O cerco à verdade foi silenciado a fogo e aço. As investigações, que ameaçavam revelar infiltrações israelitas nos mais altos escalões libaneses, foram abruptamente interrompidas quando Israel lançou uma ofensiva devastadora contra o Líbano sob o pretexto de resgatar dois soldados capturados. Tal como agora, a sequência foi clara: primeiro a revelação, depois os bombardeamentos. O padrão é sempre o mesmo — quando a verdade ameaça emergir, há que criar uma cortina de fumo feita de explosões.

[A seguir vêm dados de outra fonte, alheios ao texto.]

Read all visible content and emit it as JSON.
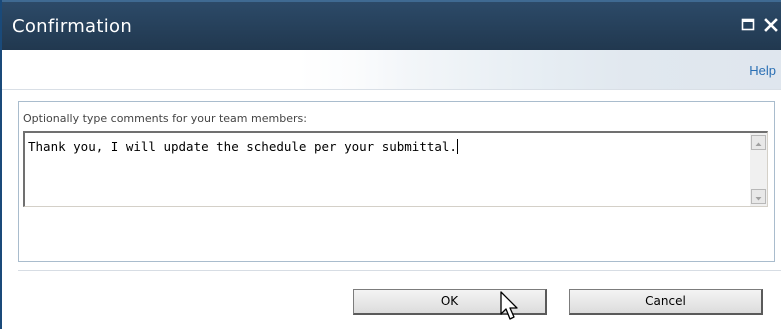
{
  "dialog": {
    "title": "Confirmation",
    "maximize_icon": "maximize-icon",
    "close_icon": "close-icon"
  },
  "ribbon": {
    "help_label": "Help"
  },
  "form": {
    "prompt": "Optionally type comments for your team members:",
    "comment_value": "Thank you, I will update the schedule per your submittal."
  },
  "buttons": {
    "ok_label": "OK",
    "cancel_label": "Cancel"
  },
  "colors": {
    "titlebar": "#21384f",
    "link": "#2a6fb4",
    "panel_border": "#a9bccd"
  }
}
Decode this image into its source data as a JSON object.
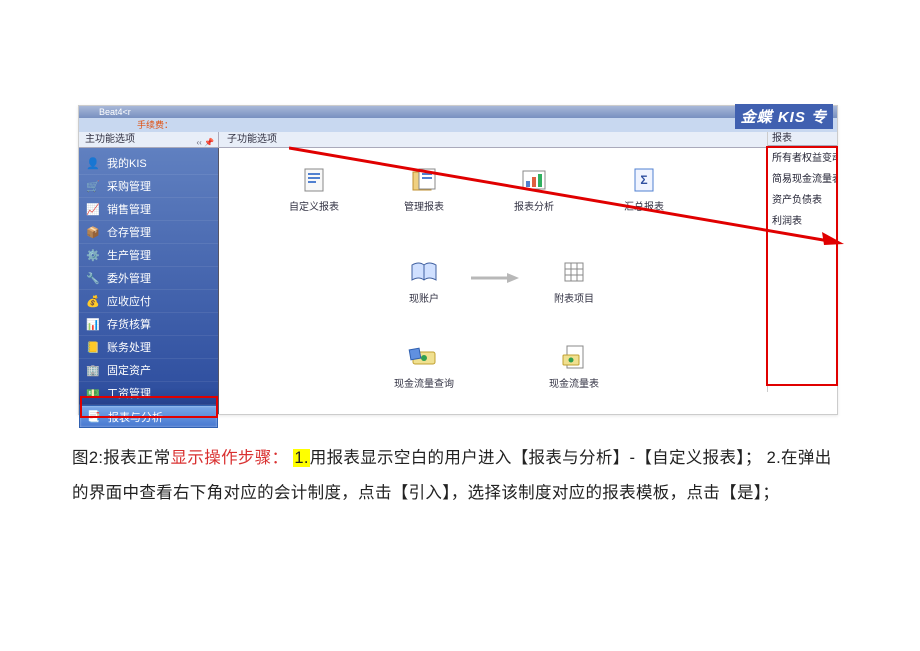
{
  "titlebar": {
    "text": "Beat4<r"
  },
  "menubar": {
    "hint": "手续费："
  },
  "panel_headers": {
    "left": "主功能选项",
    "mid": "子功能选项"
  },
  "sidebar": {
    "items": [
      {
        "label": "我的KIS",
        "icon": "👤",
        "hex": "#f0b030"
      },
      {
        "label": "采购管理",
        "icon": "🛒",
        "hex": "#f07030"
      },
      {
        "label": "销售管理",
        "icon": "📈",
        "hex": "#f0b030"
      },
      {
        "label": "仓存管理",
        "icon": "📦",
        "hex": "#c08030"
      },
      {
        "label": "生产管理",
        "icon": "⚙️",
        "hex": "#50a0f0"
      },
      {
        "label": "委外管理",
        "icon": "🔧",
        "hex": "#30c070"
      },
      {
        "label": "应收应付",
        "icon": "💰",
        "hex": "#f0d030"
      },
      {
        "label": "存货核算",
        "icon": "📊",
        "hex": "#e04040"
      },
      {
        "label": "账务处理",
        "icon": "📒",
        "hex": "#5080d0"
      },
      {
        "label": "固定资产",
        "icon": "🏢",
        "hex": "#40b0d0"
      },
      {
        "label": "工资管理",
        "icon": "💵",
        "hex": "#f0b030"
      },
      {
        "label": "报表与分析",
        "icon": "📑",
        "hex": "#40b0e0"
      }
    ],
    "active_index": 11
  },
  "content_tools": {
    "row1": [
      {
        "label": "自定义报表"
      },
      {
        "label": "管理报表"
      },
      {
        "label": "报表分析"
      },
      {
        "label": "汇总报表"
      }
    ],
    "row2": [
      {
        "label": "现账户"
      },
      {
        "label": "附表项目"
      }
    ],
    "row3": [
      {
        "label": "现金流量查询"
      },
      {
        "label": "现金流量表"
      }
    ]
  },
  "right_panel": {
    "header": "报表",
    "links": [
      "所有者权益变动表",
      "简易现金流量表",
      "资产负债表",
      "利润表"
    ]
  },
  "brand": {
    "text": "金蝶 KIS 专"
  },
  "caption": {
    "prefix": "图2:报表正常",
    "red": "显示操作步骤：",
    "hl": "1.",
    "part1": "用报表显示空白的用户进入【报表与分析】-【自定义报表】； 2.在弹出的界面中查看右下角对应的会计制度，点击【引入】，选择该制度对应的报表模板，点击【是】；"
  }
}
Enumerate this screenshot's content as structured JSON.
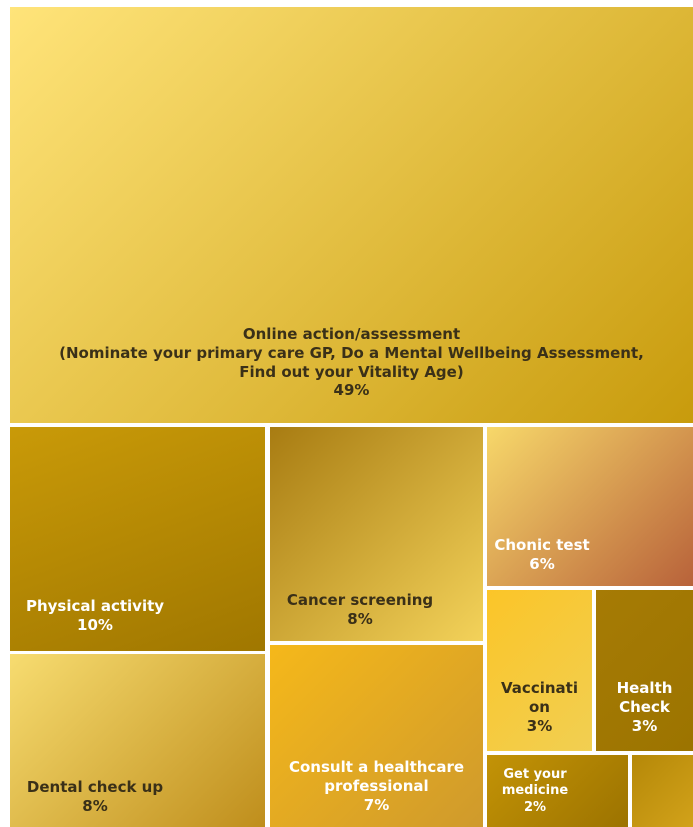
{
  "chart_data": {
    "type": "treemap",
    "title": "",
    "items": [
      {
        "id": "online",
        "label_lines": [
          "Online action/assessment",
          "(Nominate your primary care GP, Do a Mental Wellbeing Assessment,",
          "Find out your Vitality Age)"
        ],
        "value_label": "49%",
        "value": 49,
        "gradient": [
          "#ffe47a",
          "#c89b0c"
        ],
        "text_color": "#3a3018"
      },
      {
        "id": "physical",
        "label_lines": [
          "Physical activity"
        ],
        "value_label": "10%",
        "value": 10,
        "gradient": [
          "#c99a08",
          "#a07700"
        ],
        "text_color": "#ffffff"
      },
      {
        "id": "cancer",
        "label_lines": [
          "Cancer screening"
        ],
        "value_label": "8%",
        "value": 8,
        "gradient": [
          "#a87c12",
          "#f3d25a"
        ],
        "text_color": "#3a3018"
      },
      {
        "id": "chronic",
        "label_lines": [
          "Chonic test"
        ],
        "value_label": "6%",
        "value": 6,
        "gradient": [
          "#f7d86a",
          "#b8623a"
        ],
        "text_color": "#ffffff"
      },
      {
        "id": "dental",
        "label_lines": [
          "Dental check up"
        ],
        "value_label": "8%",
        "value": 8,
        "gradient": [
          "#f7dc70",
          "#bf8e1c"
        ],
        "text_color": "#3a3018"
      },
      {
        "id": "consult",
        "label_lines": [
          "Consult a healthcare",
          "professional"
        ],
        "value_label": "7%",
        "value": 7,
        "gradient": [
          "#f5b81a",
          "#cf9a2c"
        ],
        "text_color": "#ffffff"
      },
      {
        "id": "vaccination",
        "label_lines": [
          "Vaccinati",
          "on"
        ],
        "value_label": "3%",
        "value": 3,
        "gradient": [
          "#fbc528",
          "#f1cf52"
        ],
        "text_color": "#3a3018"
      },
      {
        "id": "health",
        "label_lines": [
          "Health",
          "Check"
        ],
        "value_label": "3%",
        "value": 3,
        "gradient": [
          "#a67b05",
          "#9c7400"
        ],
        "text_color": "#ffffff"
      },
      {
        "id": "medicine",
        "label_lines": [
          "Get your",
          "medicine"
        ],
        "value_label": "2%",
        "value": 2,
        "gradient": [
          "#c39306",
          "#9c7300"
        ],
        "text_color": "#ffffff"
      },
      {
        "id": "other",
        "label_lines": [],
        "value_label": "",
        "value": null,
        "gradient": [
          "#b58808",
          "#d2a21a"
        ],
        "text_color": "#ffffff"
      }
    ]
  }
}
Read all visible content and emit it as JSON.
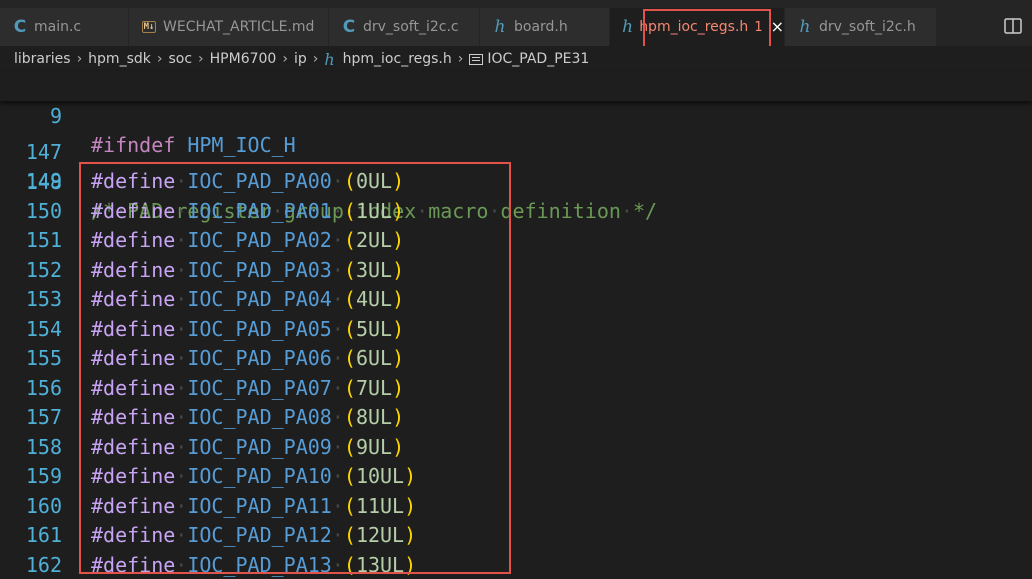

Foi aqui que o enredo se repetiu. A 7 de Junho do presente ano, Teerão divulgou ter capturado documentos confidenciais que comprometeriam Rafael Grossi, o director-geral da AIEA, em alegada colaboração ilícita com Israel. O argentino, recorde-se, já ficara mudo em 2022 quando admitiu, em Davos, que Kiev armazenava toneladas de plutónio e urânio — assunto logo abafado.
Cinco dias depois, o Conselho de Governadores da AIEA aprovou, à pressa, uma resolução acusando o Irão de falta de cooperação. Rússia, China e Burkina Faso votaram contra. O escândalo ameaçava romper a cortina de credibilidade da Agência.
Na madrugada seguinte, a 13 de Junho, rugiu o “Leão em Ascensão”: 200 F-35l e F-15, 330 bombas guiadas, 100 alvos — Natanz, Fordow, bases Quds, radares S-300. A sincronização é cirúrgica: denúncia de conluio hoje, bombardeamento amanhã. Quem duvide da causalidade que estude a cronologia.

A propaganda internacional alinha-se: Telavive exerceu “legítima defesa preventiva”. Nada de novo no teatro das operações psicológicas. Desapareceu a pergunta essencial: por que motivo se bombardeia exactamente no dia em que a máscara da AIEA estala?
Porque admitir a parcialidade da Agência equivaleria a admitir que o sistema multilateral é um jogo viciado. Sem árbitro “neutro”, ruem as sanções; sem sanções, ruem as cadeias que prendem economias inteiras à liquidação de transacções internacionais em dólares norte-americanos; sem essa algema cambial, o “excepcionalismo” norte-americano dissolve-se.
Convém nunca esquecer quem plantou a semente: o Reino Unido, o primeiro carrasco da fome persa, primeiro arquitecto do mapa sectário do Médio Oriente, primeiro fiador do Estado de Israel “incapaz de se defender sozinho”, como estipulou em 1915. Hoje sustenta Benjamin Netanyahu à direita e a Irmandade Muçulmana à esquerda, mantendo o conflito em eterno ponto de ebulição. A velha Albion a jogar xadrez com sangue alheio, como sempre fez.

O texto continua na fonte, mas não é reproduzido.